Le ton adopté par l’ironiste, qui s’oppose assez nettement au ton adopté dans un sarcasme, peut également contribuer à marquer l’accord hypocrite du locuteur. Selon Sperber et Wilson (1978), puisque l’ironie consiste simplement à faire écho au point de vue d’autrui en manifestant une attitude méprisante ou dépréciative, le ton adopté par l’ironiste doit donc être celui du désaccord, du mépris, de la dépréciation. Or le ton du désaccord précisément ne s’accorde pas à l’ironie. Si les rhétoriciens traditionnels parlent du ton de l’ironie, c’est pour dire tantôt qu’il consiste à dissimuler l’intention ironique du locuteur, tantôt qu’il contribue à signaler cette intention à l’interprète. Cette double fonction tient au fait que le ton adopté par l’ironiste n’est pas celui du désaccord mais de la joie hypocrite, de la fausse adhésion, éventuellement exagérés jusqu’à l’absurde[4]En citant à ce sujet Cicéron, Morier précise que dans l’ironie, « quand, par dérision, nous imitons « en quelque sorte la manière de parler de la partie adverse » [Cicéron], le ton assumé prend les aspects de la caricature. […] Il exagère les caractères prosodiques (débit, mélodie, intensité) et articulatoires (nasillement, accent étranger, accent provincial ou de la capitale, accent de caste ou de milieu social, etc.)» (1961, 557).. S’il consiste à imiter avec mesure le ton de celui qu’il prend pour cible, le ton de l’ironiste permet alors de dissimuler l’ironie « sous un ton sérieux », comme le dit Cicéron (Le Guern, 1976, 51). C’est, à l’extrême, le ton faussement sérieux du pince-sans-rire qui ne laisse aucunement transparaître le désaccord de l’ironiste. S’il consiste au contraire à exagérer le ton de la conviction, de la tristesse, de la colère, de la joie imputée à celui qui est pris pour cible, trop affecté alors pour être honnête, le ton adopté permet parfois de signaler indirectement une intention ironique. Quoi qu’il en soit le ton de l’ironie consiste nécessairement à marquer l’accord hypocrite qui définit l’attitude de l’ironiste. Ce faisant le ton adopté par l’ironiste ne peut que contribuer à instaurer le paradoxe qui caractérise l’ironie par rapport au sarcasme.

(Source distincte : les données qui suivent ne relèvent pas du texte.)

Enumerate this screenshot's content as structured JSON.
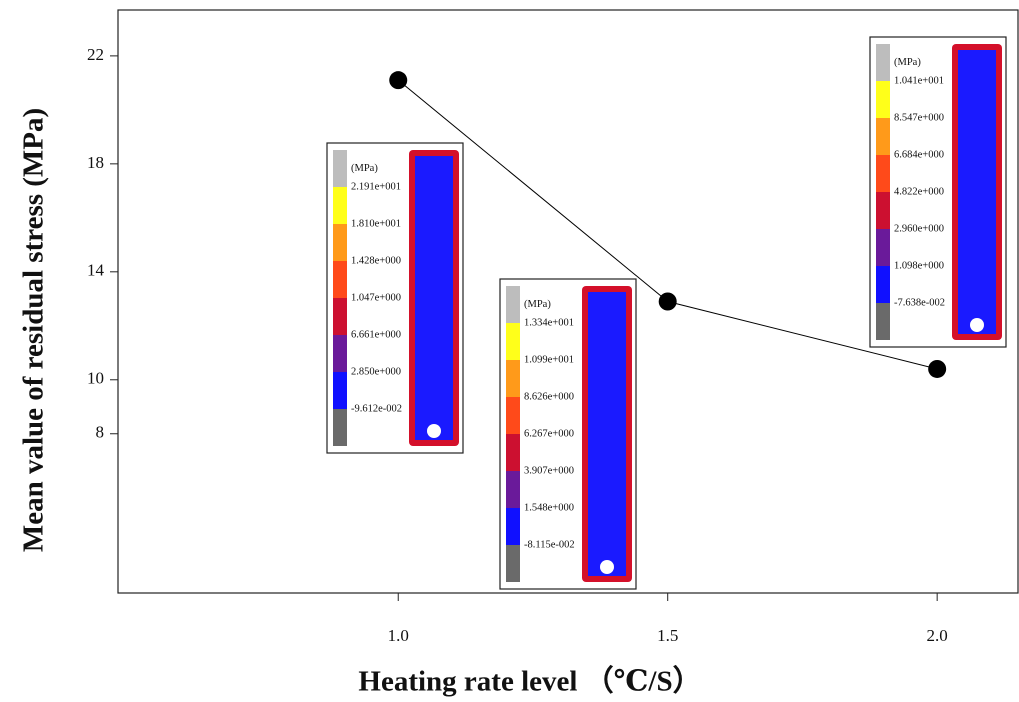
{
  "chart_data": {
    "type": "line",
    "xlabel": "Heating  rate level （℃/S）",
    "ylabel": "Mean value of residual stress (MPa)",
    "x": [
      1.0,
      1.5,
      2.0
    ],
    "values": [
      21.1,
      12.9,
      10.4
    ],
    "color": "#000000",
    "xlim": [
      0.48,
      2.15
    ],
    "xticks": [
      {
        "value": 1.0,
        "label": "1.0"
      },
      {
        "value": 1.5,
        "label": "1.5"
      },
      {
        "value": 2.0,
        "label": "2.0"
      }
    ],
    "ylim": [
      2.1,
      23.7
    ],
    "yticks": [
      8,
      10,
      14,
      18,
      22
    ],
    "insets": [
      {
        "unit": "(MPa)",
        "levels": [
          "2.191e+001",
          "1.810e+001",
          "1.428e+000",
          "1.047e+000",
          "6.661e+000",
          "2.850e+000",
          "-9.612e-002"
        ]
      },
      {
        "unit": "(MPa)",
        "levels": [
          "1.334e+001",
          "1.099e+001",
          "8.626e+000",
          "6.267e+000",
          "3.907e+000",
          "1.548e+000",
          "-8.115e-002"
        ]
      },
      {
        "unit": "(MPa)",
        "levels": [
          "1.041e+001",
          "8.547e+000",
          "6.684e+000",
          "4.822e+000",
          "2.960e+000",
          "1.098e+000",
          "-7.638e-002"
        ]
      }
    ]
  }
}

Avant de revenir sur le fonctionnement de l’ironie proprement dite, je précise encore que si cette dernière s’oppose au sarcasme en raison du paradoxe énonciatif sur lequel elle se fonde, il apparaît néanmoins que sarcasme et ironie peuvent se succéder et même s’articuler dans un discours sans rien modifier ni à la raillerie du locuteur ni au fait que ce dernier cherche alors à communiquer le contraire de ce qui est imputé à autrui. Dans l’exemple (68) notamment, le locuteur commence par railler M. Bois sous forme de sarcasme, ce qui lui permet accessoirement d’établir un contexte qui aura ensuite l’avantage de révéler plus clairement son intention ironique en accentuant le paradoxe sur lequel elle se fonde. Compte tenu du sarcasme qui précède, il apparaît alors indubitablement qu’en marquant son accord à l’égard de M. Bois, le journaliste est ironique. De même que le sarcasme peut ainsi précéder et préparer une ironie, il peut également lui succéder pour permettre au locuteur de défaire, de dénouer le paradoxe d’une précédente ironie sans cesser pour autant de persécuter celui qui est pris pour cible et corrélativement de soutenir un point de vue contraire. L’exemple suivant fait apparaître que pour sortir du champ de son ironie, il suffit que le locuteur manifeste a posteriori son désaccord à l’égard du point de vue qu’il prend pour cible (je souligne ici en italiques les passages ironiquement ou sarcastiquement mentionnés) :
(71) Quelle est la grave affaire qui a soudain pris le pas, dans les bulletins d’information de la télévision et les éditoriaux de la presse américaine la plus sérieuse, sur le scandale de l’Irangate ou la menace commerciale japonaise ? Un candidat à la candidature présidentielle, Gary Hart, a commis l’imprudence d’inviter sous son toit, à l’heure où les enfants dorment sagement dans leur lit, une ancienne reine de beauté de Caroline du Sud dont le charme et peut-être le talent lui avaient valu des seconds rôles dans des séries comme Miami Vice. Est-il bien raisonnable qu’un homme politique qui aspire à la magistrature suprême de la première puissance du monde apprécie la compagnie de personnes du sexe féminin au point de leur ouvrir sa porte sans précaution ? La question ne fait pas du tout sourire à Washington. D’autant, ajoute-t-on, que M. Hart n’en était pas à sa première affaire d’alcôve. (Le Monde)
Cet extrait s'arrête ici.